Another time, I was renting out the house we’d built for extra summer income, and we were living in a nearby funky cabin. Our renter came to our gate needing some sort of assistance, and my dog Bee (this is well after Lion had passed away) went nuts, barking at the guy. How embarrassing! That’s my paying client! I’m afraid I spoke sharply to her. Stop that! Sit! So Bee gives me a look, but she is a good girl and she sits, I open the gate and the guy falls through, grabbing me on his way down, drunk as a skunk. Fortunately my husband was home and came out to see what the commotion was all about, but I apologized to Bee, and vowed never again to disrespect her when she was trying to tell me something.

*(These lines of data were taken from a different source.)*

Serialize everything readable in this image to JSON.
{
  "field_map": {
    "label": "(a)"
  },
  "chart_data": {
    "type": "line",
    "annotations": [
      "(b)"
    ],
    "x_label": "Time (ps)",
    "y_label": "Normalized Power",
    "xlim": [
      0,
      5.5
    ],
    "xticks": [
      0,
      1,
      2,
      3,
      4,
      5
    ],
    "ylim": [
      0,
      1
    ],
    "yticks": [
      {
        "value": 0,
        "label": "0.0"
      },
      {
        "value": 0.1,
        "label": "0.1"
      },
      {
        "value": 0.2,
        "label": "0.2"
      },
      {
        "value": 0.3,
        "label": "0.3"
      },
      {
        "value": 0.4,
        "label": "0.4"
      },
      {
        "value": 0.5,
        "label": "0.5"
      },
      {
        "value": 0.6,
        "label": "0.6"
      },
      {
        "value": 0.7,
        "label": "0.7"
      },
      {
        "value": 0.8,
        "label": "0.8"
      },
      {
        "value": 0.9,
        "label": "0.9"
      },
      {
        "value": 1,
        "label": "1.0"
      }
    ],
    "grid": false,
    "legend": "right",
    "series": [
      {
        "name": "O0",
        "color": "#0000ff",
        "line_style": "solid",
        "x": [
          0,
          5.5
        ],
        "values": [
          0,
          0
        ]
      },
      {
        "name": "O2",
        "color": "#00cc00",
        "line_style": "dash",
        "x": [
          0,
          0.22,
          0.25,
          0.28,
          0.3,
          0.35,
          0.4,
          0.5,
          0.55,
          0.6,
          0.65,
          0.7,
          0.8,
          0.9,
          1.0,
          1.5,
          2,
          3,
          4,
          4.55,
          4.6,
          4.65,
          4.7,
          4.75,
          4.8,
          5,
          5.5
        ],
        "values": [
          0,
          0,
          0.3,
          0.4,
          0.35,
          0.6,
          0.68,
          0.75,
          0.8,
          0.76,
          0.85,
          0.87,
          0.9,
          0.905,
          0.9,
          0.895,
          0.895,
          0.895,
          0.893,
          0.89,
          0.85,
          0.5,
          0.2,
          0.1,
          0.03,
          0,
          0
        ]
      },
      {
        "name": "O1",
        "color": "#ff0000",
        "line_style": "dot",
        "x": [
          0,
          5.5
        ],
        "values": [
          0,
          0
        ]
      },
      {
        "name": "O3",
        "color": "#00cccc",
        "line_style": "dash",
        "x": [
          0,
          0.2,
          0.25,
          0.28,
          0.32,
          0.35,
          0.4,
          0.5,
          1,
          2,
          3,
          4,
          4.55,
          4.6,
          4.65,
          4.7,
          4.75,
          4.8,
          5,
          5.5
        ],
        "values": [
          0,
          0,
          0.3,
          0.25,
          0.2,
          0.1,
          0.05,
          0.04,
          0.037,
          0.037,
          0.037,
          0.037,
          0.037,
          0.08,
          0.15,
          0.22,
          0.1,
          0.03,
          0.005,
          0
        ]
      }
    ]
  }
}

Bee with my granddaughter.

Many many years before these dogs, I had a wonderful smooth coated St. Bernard, Sampson. I was working double shifts dispatching emergency services at a police department 4 pm til 8 am, and during the day me and Sampson would go to the local pond. I’d swim and sleep and he would just hang out, sleeping beside me, good as gold. One day I woke up and he was barking, I’ve never before or since heard barking like that, it was more like ROARING, circling around me.

I looked up to see three men headed towards me, with shovels on their shoulders. They were actually headed towards a little cranberry bog dike that was on the other side of me, to shovel it out. I tried to take Sampson’s collar, but he wouldn’t let me touch him. He just pranced in a circle around me, daring them to take one step closer. The workmen were forced to veer off, a big detour. My dog didn’t settle down til he saw them starting to shovel out the dike.

So, while I compete and train in obedience, I appreciate some “dis-obedience” in my dogs! Brains are good. I don’t want dogs to stop thinking. I try to help them develop their brains. I try to be more like their guru, and less like a prison guard.

If we are going to work or play together effectively, they need to trust and understand me. I need to understand them. So I’m not so much aiming to “command” them around , but we’re building skills so we can share a better life. I have dogs because there are things we can know and do with dogs that we could never do without dogs. Why do you have your dogs?